By Ingle International
We all know that travelling can put you in risky situations. However, never leaving home can pose an even greater risk to your development as a well-rounded human being. And with each challenge, you grow in ways you could never even imagine… until you venture outside your comfort zone. Literally.
If you’re not sure what I mean, I’ll tell you about my life and death experiences in 10 different countries. And you’ll see why travel insurance is not a luxury, it’s a necessity. In fact, travel insurance is a more luxurious choice. Most of us don’t have that kind of extra pocket money to pay for unforeseen expenses that really add up.
So, read on to learn about ridiculous—and downright scary—situations I lived through while travelling outside of Canada. All the while learning, adapting, growing, and turning into the person I am today.
My friend and I went for an evening stroll along the beach just when the tides were beginning to come in. It wouldn’t have been such a big deal, except that the resort had huge barriers to protect buildings and tourists from nights like these. But it trapped us between a stone barricade and the approaching sea. Panicked, we clumsily re-traced our steps, running as fast as we could over the uneven terrain. We eventually found a way out, but a few minutes more and we may have needed emergency evacuation services to pull us out of an angry sea.
While visiting my cousin in London, I was suddenly hit with a pretty severe toothache. It was nice to have a family member take me to a walk-in clinic. But the cost of the visit to the clinic and the medication didn’t feel so great. I didn’t have travel insurance, so my one tooth cost me a whopping CDN $100.
While enjoying my time in the 1700s—I mean Edinburgh—I decided to hop the train to Glasgow to experience a day or two in another city. Bad mistake. Not only was Glasgow harder on the eyes, but it was also COLD. I can handle a cold, Canadian winter any day, but a damp, bone-chilling fall? This was “cold” on a whole other level. I spent the night awake and shivering and was very lucky it didn’t turn into anything serious, like pneumonia.
I spent several years teaching English in Japan and learned just how precious extended health care can be. I ended up visiting several doctors for this and that during my stay. But the weekend I spent in the hospital to get my four wisdom teeth removed would have cost me thousands if I hadn’t had insurance. I ended up spending $400 for surgery, a very comfortable hospital stay, and some delicious sushi! (Yes, hospital food actually tastes good in Japan.)
Where to begin? If I were a cat, 3 of my 9 lives were definitely lost in Thailand. Whether stuck on a boat where crashing waves threatened to pull us all in, crossing an old, decaying bridge that was swinging precariously over the rocky river below, or trekking through the jungle, unaware of surrounding poisonous snakes until we were on the other side, I made some pretty foolish decisions. But somehow I survived. And I didn’t even have to pay any out-of-pocket medical fees, luckily.
While eating at a fancy restaurant on the water, our venue was rocked (and we were shaken) by a nearby earthquake. It turned out to be nothing but small tremors. At the time, it gave us a serious scare! One good thing to know: as long as the government of Canada has not issued a travel advisory, injuries due to natural disasters are covered by travel insurance.
7. South Korea
My time spent on Korean roads was filled with danger and adventure. I was almost hit—several times—while walking across the street at a green light. I came close to falling and breaking some bones while taking my seat on a speeding, lurching bus. And I somehow avoided injury after my taxi driver got into an accident on the highway. Lucky for me, I never had to ride in a Korean ambulance or worry about paying to get myself to a hospital!

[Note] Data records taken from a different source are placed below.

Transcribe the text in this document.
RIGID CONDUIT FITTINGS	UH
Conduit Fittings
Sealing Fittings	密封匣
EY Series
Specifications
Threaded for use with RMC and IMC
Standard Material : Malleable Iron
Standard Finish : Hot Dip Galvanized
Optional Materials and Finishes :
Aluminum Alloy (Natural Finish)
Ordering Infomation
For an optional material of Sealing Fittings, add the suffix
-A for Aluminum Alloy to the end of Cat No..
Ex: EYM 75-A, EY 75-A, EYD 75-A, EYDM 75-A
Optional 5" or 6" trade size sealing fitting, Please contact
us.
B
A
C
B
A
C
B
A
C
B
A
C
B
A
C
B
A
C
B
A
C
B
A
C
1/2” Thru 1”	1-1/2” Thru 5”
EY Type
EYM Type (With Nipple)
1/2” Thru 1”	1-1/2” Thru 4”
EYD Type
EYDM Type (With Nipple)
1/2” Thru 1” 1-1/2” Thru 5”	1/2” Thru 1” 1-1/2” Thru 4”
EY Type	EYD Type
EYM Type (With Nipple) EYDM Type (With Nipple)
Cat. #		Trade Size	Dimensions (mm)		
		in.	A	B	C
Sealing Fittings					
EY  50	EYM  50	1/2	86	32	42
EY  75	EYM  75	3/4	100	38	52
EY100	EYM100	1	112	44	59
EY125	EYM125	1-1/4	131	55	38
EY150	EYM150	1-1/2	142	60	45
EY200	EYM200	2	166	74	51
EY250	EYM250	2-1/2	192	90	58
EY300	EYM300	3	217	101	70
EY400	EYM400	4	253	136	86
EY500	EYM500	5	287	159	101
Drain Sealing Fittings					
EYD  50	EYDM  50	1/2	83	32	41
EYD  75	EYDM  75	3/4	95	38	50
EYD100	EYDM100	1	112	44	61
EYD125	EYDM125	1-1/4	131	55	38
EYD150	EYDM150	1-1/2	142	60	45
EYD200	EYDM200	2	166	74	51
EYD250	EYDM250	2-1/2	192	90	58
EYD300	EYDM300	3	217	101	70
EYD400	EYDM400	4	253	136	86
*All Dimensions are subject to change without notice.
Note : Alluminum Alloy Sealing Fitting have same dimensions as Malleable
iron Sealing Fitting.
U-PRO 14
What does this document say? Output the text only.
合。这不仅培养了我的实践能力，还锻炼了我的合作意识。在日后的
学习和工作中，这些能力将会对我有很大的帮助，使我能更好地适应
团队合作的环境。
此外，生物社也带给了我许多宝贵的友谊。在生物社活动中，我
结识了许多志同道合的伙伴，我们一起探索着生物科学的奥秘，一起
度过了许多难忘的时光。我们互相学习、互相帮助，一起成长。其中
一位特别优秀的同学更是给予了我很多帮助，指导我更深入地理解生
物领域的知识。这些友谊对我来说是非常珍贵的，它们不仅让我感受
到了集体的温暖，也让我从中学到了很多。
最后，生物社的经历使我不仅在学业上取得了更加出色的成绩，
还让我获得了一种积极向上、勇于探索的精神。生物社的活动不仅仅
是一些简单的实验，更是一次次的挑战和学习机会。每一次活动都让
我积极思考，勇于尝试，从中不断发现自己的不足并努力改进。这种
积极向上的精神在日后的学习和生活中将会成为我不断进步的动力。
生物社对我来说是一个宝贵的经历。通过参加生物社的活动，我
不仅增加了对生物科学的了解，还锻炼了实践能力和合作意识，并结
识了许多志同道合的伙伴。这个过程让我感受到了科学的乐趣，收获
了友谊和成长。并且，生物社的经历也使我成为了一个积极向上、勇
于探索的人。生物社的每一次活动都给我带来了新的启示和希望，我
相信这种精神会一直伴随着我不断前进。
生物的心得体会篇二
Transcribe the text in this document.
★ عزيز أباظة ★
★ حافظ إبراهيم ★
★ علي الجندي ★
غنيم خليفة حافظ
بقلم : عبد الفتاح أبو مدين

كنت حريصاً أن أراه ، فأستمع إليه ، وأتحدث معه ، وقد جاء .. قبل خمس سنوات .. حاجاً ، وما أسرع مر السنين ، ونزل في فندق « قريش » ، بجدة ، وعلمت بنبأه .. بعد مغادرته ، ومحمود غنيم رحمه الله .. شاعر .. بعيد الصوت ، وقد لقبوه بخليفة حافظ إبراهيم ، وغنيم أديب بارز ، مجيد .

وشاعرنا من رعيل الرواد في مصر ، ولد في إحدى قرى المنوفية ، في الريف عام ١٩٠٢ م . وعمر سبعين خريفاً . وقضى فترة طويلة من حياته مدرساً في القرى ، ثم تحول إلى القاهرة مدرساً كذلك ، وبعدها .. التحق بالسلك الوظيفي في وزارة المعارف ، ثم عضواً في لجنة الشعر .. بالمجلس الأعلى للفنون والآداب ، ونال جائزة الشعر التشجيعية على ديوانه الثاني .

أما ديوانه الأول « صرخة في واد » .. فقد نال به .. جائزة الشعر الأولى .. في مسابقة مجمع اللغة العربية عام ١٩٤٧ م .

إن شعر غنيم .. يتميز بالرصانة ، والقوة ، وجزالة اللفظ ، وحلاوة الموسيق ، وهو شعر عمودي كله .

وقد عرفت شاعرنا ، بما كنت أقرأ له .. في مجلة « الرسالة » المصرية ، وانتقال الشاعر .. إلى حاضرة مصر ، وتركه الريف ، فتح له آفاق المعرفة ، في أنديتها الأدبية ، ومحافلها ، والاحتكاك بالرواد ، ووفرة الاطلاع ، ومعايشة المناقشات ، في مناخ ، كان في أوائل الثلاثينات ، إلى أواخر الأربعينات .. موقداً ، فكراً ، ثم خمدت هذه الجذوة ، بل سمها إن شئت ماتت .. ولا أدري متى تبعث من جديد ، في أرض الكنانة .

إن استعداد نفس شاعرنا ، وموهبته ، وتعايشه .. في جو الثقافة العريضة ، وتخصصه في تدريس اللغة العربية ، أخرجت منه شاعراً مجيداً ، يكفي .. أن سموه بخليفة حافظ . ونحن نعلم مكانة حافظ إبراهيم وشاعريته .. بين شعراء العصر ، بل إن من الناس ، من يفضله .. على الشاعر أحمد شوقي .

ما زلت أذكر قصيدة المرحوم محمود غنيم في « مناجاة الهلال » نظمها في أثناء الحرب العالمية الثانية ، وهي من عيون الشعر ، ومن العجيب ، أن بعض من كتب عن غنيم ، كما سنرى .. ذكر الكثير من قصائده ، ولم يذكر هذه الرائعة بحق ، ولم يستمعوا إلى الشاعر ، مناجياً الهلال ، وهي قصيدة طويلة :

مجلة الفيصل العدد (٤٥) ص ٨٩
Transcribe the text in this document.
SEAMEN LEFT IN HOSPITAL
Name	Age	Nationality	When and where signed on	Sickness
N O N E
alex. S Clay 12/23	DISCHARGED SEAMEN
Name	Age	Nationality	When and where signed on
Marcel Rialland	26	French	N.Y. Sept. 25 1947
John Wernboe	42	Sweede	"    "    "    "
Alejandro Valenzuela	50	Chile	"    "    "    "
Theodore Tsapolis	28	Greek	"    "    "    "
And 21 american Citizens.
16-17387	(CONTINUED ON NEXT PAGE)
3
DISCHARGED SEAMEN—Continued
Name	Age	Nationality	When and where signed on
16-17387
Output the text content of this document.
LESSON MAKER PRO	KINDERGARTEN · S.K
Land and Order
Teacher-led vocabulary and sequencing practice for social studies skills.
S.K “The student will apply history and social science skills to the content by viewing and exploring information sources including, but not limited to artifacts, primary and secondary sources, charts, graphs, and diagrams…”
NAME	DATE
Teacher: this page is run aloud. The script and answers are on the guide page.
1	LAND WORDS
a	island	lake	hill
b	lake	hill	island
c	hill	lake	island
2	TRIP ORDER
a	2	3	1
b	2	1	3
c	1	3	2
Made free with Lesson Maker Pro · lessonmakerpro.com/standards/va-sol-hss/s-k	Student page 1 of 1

While enjoying my time in la belle France, my trip turned ugly when a pre-existing condition acted up. I had to get prescription medication for the pain. My pain may have gone away, but my wallet was certainly hurting.
While travelling the country known for its mouth-watering wines, I had to refrain from drinking due to meds I was taking for a terrible toothache. I started to feel pretty sorry for myself and soon decided that one glass of wine with dinner couldn’t hurt. Wrong! Halfway through my meal, I started to feel woozy, and my travelling companion had to cart me back to our hotel where I instantly crashed. Good thing I didn’t require any medical care because alcohol-related illness or injury isn’t covered!
I started feeling sick just as our plane prepared for landing in L.A. My nausea intensified as I rode the bus into the city. I felt a little better after a nap and a cold shower at my hotel, but if my symptoms hadn’t subsided, I would have gone to a clinic. And I had travel insurance to cover it! Good thing too because the U.S. has some of the most expensive medical care in the world.
So what does this say about me? For one, not all of my decisions are smart ones. But you know what they say: learn from your mistakes. And I learned about the importance of travel insurance. Though it won’t cover everything (think: falling down the stairs while intoxicated), it is there to protect you in the event of unexpected illness or injury while travelling. And, if you’re planning to live, work, or study overseas, getting yourself extended health care coverage means accessing health care when you need it!